My friends! It's been a while! Things have been hectic, what with the kids back in school and work in full swing it's been your typical start of fall. I hope this blog finds you well. I have a few moments now to share something that I am struggling with. Yesterday a neighbor a few doors down killed herself. She left a husband and 3 adult children behind. I must confess I did not know her well. Sure, there was the neighborly wave, the "hey, how you doing" at the local supermarket, but I never went above and beyond that. I do not know what caused her to take her life...what depths of despair she was in for thinking death was the only answer. All I can think about is her children and husband and what utter pain they must be in.

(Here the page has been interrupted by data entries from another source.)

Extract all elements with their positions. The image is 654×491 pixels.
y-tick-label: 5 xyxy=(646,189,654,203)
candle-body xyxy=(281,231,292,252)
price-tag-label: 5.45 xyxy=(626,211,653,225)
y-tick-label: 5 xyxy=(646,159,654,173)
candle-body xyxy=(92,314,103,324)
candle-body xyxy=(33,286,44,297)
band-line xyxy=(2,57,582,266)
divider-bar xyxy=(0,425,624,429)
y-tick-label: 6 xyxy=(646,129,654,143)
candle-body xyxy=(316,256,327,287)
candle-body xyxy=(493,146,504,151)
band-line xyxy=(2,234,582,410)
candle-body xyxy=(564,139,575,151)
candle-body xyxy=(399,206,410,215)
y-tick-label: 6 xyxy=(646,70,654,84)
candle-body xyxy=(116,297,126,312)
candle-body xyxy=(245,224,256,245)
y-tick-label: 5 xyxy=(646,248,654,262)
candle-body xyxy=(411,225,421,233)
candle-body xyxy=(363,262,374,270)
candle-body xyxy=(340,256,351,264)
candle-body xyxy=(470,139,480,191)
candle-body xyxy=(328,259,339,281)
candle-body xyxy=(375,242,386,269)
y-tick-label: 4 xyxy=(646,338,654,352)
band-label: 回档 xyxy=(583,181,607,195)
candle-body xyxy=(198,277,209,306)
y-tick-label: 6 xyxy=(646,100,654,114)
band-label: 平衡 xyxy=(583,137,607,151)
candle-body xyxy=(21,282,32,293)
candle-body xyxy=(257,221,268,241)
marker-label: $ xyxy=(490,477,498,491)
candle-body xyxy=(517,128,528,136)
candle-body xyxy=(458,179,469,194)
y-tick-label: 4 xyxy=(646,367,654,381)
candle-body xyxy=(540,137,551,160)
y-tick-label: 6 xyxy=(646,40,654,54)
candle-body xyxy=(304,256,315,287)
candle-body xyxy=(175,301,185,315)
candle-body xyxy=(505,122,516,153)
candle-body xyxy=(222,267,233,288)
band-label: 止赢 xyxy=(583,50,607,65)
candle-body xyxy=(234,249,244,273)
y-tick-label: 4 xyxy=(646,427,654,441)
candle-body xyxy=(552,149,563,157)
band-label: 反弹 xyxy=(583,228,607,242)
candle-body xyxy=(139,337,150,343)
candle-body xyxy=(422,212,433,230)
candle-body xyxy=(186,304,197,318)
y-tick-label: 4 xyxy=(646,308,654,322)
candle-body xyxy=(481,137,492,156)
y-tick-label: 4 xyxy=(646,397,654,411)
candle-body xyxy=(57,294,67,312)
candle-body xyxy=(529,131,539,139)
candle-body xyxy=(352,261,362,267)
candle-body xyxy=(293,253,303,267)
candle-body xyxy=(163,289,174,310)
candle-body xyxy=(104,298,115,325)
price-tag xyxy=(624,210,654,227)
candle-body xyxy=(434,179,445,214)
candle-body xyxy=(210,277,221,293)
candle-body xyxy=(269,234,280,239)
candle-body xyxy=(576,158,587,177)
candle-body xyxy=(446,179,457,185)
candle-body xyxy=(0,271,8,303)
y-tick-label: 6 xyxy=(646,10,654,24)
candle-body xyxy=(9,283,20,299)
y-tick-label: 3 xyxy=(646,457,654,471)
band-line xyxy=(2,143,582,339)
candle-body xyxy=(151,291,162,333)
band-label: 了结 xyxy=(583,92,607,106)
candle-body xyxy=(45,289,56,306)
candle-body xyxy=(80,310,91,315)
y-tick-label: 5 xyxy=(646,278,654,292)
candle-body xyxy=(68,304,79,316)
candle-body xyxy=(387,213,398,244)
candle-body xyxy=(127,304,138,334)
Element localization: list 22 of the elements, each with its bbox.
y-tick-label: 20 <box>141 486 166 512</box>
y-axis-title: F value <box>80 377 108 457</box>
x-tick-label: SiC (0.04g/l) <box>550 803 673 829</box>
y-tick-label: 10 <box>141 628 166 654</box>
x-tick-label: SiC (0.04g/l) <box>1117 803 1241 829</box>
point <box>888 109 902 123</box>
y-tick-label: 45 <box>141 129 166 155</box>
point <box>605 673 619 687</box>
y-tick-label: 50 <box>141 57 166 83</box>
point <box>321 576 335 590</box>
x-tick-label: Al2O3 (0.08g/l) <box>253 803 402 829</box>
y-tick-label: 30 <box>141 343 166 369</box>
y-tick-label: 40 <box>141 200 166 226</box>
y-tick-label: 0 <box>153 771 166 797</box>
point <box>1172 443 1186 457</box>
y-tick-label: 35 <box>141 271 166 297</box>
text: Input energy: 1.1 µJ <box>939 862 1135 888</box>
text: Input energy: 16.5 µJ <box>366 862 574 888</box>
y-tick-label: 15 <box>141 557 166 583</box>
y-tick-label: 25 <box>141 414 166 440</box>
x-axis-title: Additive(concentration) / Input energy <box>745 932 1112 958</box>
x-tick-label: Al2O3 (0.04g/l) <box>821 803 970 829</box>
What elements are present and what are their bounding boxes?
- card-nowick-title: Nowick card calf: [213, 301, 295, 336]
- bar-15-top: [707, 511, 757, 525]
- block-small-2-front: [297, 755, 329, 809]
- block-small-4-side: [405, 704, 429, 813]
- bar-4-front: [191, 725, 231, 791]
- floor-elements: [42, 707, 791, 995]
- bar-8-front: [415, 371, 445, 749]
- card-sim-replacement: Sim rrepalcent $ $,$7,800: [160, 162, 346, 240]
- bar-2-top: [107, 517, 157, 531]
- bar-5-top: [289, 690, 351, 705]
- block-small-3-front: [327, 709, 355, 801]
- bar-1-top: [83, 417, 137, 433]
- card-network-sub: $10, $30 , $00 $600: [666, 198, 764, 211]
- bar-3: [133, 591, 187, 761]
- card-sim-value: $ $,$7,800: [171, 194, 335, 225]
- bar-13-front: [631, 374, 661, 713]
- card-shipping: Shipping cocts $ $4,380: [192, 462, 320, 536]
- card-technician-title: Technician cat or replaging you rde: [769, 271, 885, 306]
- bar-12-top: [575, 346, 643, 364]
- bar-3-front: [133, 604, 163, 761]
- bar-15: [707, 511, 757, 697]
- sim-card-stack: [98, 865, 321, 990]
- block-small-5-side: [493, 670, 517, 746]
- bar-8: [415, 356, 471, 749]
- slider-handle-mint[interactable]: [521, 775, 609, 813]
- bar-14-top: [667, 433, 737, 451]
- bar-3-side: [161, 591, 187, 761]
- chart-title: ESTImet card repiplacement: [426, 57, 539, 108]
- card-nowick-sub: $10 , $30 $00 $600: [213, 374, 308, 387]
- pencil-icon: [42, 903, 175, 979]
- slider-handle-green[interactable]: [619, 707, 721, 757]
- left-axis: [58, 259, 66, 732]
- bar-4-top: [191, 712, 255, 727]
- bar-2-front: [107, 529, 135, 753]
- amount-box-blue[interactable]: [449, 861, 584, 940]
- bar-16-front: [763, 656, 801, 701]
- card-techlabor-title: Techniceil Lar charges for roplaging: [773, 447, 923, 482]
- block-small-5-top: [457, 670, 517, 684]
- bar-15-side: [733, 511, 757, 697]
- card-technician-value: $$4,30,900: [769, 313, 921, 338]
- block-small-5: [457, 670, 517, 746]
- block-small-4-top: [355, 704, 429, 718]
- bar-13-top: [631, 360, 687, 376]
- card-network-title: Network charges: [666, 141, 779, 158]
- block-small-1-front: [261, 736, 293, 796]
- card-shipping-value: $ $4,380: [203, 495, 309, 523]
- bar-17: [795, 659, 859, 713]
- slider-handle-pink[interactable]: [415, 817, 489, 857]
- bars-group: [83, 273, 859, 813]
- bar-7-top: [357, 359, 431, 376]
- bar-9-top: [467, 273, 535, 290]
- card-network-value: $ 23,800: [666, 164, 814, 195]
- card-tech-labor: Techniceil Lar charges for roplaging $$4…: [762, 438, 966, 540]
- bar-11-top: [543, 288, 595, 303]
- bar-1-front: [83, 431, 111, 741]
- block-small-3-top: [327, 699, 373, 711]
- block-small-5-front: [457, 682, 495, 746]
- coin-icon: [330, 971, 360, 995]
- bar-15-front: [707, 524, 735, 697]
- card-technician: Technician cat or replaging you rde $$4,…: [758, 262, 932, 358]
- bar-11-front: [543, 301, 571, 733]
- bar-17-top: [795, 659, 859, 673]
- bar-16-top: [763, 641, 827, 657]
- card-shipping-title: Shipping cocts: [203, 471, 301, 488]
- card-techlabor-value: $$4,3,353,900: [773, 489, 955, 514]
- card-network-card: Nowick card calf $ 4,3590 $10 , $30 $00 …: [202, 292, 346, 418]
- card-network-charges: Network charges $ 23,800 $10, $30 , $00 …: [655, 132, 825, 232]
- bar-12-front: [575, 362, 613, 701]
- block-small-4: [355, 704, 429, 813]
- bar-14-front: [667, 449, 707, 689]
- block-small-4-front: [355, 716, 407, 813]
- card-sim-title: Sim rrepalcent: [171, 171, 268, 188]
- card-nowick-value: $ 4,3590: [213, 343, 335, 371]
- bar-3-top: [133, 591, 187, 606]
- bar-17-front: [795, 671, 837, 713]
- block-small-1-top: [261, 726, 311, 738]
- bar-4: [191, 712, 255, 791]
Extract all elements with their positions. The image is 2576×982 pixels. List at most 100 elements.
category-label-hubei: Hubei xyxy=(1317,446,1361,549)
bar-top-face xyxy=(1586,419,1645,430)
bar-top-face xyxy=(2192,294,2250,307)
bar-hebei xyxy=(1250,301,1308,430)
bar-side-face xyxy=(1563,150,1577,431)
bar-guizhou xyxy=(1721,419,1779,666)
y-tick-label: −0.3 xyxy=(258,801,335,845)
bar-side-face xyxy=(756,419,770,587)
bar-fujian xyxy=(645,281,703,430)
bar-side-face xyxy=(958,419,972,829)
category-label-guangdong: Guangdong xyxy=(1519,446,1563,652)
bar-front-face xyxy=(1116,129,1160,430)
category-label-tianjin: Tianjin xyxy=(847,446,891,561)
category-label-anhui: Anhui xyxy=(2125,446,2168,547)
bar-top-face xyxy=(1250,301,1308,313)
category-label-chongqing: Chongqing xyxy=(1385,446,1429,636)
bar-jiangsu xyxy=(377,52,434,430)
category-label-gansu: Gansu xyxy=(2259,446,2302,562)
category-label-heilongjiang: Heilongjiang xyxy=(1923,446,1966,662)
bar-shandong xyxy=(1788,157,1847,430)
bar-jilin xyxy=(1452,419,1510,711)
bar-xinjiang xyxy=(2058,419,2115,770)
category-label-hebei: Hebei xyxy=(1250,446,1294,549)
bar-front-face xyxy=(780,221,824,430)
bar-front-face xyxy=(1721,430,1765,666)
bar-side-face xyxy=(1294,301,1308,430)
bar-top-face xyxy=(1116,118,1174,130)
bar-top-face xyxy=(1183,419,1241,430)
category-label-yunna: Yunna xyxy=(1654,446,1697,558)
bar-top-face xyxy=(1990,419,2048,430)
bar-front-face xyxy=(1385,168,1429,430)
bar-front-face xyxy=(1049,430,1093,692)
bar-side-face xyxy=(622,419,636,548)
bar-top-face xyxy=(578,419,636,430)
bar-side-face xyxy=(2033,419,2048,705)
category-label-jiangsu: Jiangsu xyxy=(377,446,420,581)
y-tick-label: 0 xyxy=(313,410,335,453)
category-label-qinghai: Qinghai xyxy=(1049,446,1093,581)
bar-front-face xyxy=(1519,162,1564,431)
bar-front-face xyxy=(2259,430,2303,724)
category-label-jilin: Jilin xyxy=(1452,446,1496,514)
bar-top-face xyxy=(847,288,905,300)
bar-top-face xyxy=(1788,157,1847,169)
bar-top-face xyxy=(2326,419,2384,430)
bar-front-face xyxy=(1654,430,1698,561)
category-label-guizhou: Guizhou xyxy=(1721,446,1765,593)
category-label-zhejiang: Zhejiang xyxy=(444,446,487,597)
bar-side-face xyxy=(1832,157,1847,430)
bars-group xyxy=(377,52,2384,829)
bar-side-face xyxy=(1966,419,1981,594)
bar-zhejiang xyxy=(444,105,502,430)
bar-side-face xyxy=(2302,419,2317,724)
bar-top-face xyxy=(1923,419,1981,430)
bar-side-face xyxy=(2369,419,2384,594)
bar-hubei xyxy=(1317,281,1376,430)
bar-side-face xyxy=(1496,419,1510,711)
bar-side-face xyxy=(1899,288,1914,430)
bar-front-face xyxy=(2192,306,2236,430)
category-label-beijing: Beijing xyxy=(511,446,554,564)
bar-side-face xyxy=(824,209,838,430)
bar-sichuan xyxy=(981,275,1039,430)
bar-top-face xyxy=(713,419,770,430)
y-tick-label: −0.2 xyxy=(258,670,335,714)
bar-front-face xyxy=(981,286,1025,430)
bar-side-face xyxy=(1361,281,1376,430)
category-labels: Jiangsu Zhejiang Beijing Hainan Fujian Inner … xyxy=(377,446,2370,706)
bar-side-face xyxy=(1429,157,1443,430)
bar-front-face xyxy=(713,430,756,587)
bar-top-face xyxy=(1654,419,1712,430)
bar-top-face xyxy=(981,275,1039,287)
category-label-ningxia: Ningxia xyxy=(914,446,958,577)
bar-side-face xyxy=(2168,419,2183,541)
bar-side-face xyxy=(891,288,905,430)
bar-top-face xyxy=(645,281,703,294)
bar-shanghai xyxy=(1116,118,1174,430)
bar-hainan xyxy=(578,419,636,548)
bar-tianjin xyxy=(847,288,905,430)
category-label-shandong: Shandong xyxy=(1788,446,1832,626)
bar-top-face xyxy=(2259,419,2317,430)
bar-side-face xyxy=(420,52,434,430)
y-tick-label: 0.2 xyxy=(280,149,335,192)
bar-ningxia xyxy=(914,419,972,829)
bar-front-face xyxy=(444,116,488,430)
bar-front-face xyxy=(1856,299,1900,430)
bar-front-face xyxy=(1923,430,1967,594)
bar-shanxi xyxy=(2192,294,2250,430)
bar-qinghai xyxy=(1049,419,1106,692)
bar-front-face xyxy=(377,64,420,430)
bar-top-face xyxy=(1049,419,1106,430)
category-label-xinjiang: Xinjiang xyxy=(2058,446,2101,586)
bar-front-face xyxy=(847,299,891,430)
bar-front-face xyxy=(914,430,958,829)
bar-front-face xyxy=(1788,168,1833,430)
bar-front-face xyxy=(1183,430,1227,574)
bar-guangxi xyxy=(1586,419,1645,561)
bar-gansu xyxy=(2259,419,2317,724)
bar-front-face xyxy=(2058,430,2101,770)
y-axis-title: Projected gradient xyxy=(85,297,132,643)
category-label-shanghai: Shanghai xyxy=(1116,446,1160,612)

I have so many questions! Perhaps if I had reached out to her or taken the time to get to know her...I just don't know. I know we serve an awesome God and that only He truly knows the reason, but it seems the enemy won that battle with her. Growing up in a Catholic school, we were taught that if you took your life you would go to hell. I find it so hard to take in. I want to believe our Holy Father still gives us a chance and my Pastor told me today that the bible does not say they go to hell, it does not speak of it. I can only hope that my neighbor accepted Christ into her life and that she is God's hands right now and that her pain has stopped. I pray now for her family and I ask God to help me reach out to those around me, to not let "life" pass me by without stopping and really getting to know people.
There's no comprehending
And who am I to try to judge or explain?